Trascendieron esta semana las quejas de Emma Coronel, esposa del convicto Joaquín “El Chapo” Guzmán”, aseverando que su marido se encuentra bajo tortura ya que es despertado cada pocas horas por los guardas de la prisión del Altiplano.
Según Coronel, quien ya presentó una queja ante la Comisión de Derechos Humanos, no dejan descansar ni dormir a su marido al grado que están “por provocarle un infarto” ya que este padece de hipertensión.
Por su parte las autoridades carcelarias aseveran que todo es parte del protocolo que se emplea con los reos de alta peligrosidad a los cuales se les pasa lista cada cuatro horas sin importar si es de día o de noche.
Aquí la controversia gira en torno a una muy delgada línea ubicada entre la seguridad y la venganza.
Es muy cierto que con la fuga “El Chapo” puso en ridículo prácticamente a todo el sistema judicial del país además de una buena parte del gobierno federal.
Luego de su recaptura es lógico que se le aplique el protocolo más estricto -es obvio que no quieren que vuelva a pasar- por lo que no es extraño escuchar cosas como el pase de lista cada cuatro horas.
Sin embargo, algo que puede argumentar la defensa es que las autoridades están aplicando todo el peso de la ley a manera de venganza contra quien los hizo ver mal.

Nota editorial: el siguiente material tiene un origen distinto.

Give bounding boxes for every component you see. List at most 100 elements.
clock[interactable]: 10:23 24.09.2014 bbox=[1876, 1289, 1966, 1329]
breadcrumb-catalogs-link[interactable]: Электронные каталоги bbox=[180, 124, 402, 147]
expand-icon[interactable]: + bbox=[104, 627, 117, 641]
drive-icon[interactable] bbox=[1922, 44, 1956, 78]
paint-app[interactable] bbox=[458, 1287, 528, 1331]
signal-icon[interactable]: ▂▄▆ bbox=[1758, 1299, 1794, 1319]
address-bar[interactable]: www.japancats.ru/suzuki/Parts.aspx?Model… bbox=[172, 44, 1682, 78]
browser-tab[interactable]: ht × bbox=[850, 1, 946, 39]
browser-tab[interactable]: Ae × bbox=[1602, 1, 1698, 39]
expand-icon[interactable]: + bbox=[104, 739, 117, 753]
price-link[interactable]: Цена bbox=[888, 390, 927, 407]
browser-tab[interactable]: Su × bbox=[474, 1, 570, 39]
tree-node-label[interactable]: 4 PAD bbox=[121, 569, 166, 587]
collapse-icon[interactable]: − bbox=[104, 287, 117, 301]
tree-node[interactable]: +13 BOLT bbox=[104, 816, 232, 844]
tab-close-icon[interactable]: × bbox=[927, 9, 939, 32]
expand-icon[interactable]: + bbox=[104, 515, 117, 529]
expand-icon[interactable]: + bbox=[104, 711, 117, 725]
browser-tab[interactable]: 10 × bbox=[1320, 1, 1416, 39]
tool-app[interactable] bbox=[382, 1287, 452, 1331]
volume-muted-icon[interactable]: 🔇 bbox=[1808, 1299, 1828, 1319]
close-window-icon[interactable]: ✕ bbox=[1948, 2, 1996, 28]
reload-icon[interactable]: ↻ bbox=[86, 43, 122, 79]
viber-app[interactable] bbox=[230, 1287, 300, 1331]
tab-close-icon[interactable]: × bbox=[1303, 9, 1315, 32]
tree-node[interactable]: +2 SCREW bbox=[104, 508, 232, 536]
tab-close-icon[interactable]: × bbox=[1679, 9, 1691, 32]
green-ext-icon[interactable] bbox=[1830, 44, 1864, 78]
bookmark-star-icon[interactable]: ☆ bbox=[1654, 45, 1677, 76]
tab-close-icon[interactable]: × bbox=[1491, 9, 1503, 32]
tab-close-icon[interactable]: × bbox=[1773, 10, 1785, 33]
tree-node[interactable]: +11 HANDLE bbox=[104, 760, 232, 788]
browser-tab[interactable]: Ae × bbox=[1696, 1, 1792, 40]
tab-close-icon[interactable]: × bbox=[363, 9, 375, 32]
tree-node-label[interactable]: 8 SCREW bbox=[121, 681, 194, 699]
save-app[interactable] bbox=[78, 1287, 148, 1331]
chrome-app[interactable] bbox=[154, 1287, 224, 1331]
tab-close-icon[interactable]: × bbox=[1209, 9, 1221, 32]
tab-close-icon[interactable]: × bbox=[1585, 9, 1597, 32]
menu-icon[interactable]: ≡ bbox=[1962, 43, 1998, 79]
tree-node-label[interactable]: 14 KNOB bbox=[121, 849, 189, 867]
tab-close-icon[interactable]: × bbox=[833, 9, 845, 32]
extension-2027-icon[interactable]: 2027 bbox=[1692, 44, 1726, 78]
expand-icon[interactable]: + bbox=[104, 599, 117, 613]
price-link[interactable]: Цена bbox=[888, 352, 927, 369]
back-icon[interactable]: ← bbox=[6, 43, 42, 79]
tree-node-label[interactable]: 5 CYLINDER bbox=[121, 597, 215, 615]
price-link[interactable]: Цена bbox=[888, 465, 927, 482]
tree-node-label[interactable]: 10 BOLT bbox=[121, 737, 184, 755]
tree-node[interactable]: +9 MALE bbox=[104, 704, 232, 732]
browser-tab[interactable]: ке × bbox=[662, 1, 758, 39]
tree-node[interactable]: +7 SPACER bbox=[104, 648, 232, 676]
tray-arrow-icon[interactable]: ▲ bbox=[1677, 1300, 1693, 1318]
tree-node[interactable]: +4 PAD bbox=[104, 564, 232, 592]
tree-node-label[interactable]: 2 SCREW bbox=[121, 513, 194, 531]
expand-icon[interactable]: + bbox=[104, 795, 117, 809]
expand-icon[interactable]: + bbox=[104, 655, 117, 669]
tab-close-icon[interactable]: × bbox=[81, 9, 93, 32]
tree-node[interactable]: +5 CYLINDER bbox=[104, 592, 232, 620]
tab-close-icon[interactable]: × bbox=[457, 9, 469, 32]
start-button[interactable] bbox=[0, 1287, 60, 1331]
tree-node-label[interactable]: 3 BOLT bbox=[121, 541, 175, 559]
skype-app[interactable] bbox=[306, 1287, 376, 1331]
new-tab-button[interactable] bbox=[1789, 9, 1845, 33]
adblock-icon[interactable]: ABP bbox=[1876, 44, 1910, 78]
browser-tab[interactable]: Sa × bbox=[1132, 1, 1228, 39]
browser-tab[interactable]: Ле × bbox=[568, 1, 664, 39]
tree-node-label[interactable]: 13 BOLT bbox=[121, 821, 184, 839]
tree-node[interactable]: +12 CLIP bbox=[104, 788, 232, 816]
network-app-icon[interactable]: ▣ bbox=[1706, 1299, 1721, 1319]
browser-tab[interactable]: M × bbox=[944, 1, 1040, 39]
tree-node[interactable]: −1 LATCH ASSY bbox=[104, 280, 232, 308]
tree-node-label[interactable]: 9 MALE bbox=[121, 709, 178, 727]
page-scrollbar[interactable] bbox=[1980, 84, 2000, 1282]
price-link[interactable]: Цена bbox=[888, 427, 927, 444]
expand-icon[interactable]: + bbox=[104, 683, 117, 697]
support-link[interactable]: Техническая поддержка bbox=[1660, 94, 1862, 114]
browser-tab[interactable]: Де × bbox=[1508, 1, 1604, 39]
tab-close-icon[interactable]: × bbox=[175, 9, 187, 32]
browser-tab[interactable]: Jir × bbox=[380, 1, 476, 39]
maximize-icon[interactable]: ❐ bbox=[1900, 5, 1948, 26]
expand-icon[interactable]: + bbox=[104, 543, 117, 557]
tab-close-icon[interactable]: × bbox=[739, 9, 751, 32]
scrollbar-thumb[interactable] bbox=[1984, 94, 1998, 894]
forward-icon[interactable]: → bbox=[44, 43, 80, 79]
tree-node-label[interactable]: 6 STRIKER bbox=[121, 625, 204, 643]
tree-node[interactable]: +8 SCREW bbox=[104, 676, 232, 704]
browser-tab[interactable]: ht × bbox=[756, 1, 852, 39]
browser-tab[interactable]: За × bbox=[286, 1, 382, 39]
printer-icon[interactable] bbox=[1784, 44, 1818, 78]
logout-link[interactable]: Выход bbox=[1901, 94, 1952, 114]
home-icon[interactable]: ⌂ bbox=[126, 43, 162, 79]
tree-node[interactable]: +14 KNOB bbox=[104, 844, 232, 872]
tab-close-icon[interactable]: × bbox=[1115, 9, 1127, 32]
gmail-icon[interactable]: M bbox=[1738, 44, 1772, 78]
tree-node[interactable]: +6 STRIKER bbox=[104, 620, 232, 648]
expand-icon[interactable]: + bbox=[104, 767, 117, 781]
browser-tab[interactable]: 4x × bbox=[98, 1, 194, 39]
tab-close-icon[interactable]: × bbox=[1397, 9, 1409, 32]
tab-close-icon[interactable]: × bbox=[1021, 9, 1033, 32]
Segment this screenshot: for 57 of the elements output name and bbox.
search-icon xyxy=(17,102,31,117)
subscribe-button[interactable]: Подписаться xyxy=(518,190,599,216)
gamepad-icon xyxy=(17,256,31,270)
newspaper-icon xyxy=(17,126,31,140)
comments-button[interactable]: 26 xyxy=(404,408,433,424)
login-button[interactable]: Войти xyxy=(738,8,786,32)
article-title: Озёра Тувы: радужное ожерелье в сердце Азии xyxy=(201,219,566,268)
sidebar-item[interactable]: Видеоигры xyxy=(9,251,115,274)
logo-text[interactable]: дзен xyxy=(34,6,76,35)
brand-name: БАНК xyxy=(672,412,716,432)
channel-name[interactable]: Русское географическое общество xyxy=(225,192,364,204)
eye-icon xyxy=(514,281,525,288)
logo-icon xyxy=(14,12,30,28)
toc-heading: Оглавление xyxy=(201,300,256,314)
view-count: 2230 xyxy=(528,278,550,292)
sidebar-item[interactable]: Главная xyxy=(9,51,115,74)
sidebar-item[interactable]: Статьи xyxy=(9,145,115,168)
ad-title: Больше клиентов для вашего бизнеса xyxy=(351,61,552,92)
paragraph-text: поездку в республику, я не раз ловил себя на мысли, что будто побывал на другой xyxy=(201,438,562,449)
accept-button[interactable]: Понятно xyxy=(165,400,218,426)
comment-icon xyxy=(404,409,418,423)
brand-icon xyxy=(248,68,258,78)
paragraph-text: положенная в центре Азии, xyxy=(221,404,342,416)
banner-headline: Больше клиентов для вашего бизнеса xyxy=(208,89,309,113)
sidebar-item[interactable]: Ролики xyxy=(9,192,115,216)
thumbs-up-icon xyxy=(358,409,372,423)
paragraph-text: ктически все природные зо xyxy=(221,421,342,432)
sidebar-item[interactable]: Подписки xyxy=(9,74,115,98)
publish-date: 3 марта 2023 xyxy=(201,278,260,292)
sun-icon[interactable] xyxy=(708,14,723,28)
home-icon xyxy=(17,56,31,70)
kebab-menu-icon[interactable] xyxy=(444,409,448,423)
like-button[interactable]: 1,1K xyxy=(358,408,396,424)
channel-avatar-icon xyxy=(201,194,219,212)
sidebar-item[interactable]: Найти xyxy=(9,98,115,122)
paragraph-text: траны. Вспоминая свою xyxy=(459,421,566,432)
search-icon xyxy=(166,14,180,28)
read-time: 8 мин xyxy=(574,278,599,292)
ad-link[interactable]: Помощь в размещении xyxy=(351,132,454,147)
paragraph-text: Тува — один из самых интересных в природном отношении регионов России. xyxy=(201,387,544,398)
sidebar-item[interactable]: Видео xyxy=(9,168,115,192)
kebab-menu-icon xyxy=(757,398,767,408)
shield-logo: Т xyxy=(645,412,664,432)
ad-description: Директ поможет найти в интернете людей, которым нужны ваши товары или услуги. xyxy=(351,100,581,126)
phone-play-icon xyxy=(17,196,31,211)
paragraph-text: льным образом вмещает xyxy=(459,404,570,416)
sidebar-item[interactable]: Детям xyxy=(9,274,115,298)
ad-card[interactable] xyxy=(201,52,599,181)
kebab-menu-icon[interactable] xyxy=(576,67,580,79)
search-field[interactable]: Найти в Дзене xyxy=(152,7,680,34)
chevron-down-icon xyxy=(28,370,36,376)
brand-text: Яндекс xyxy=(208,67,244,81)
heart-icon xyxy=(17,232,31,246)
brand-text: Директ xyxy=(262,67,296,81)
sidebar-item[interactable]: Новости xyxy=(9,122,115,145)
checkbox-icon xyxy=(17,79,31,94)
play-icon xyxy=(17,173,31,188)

Argumentan que es la forma en que le dan “su merecido” al narcotraficante.
Por supuesto que el tema es muy delicado y las autoridades se encuentran en un precario equilibrio entre hacer cumplir las leyes así como la sentencia de Guzmán, pero a la vez, evitar que vuelva a ocurrir una fuga (ya van dos) o algún otro incidente.
Sin duda un asunto interesante que causa mucha polémica… Tú ¿qué opinas?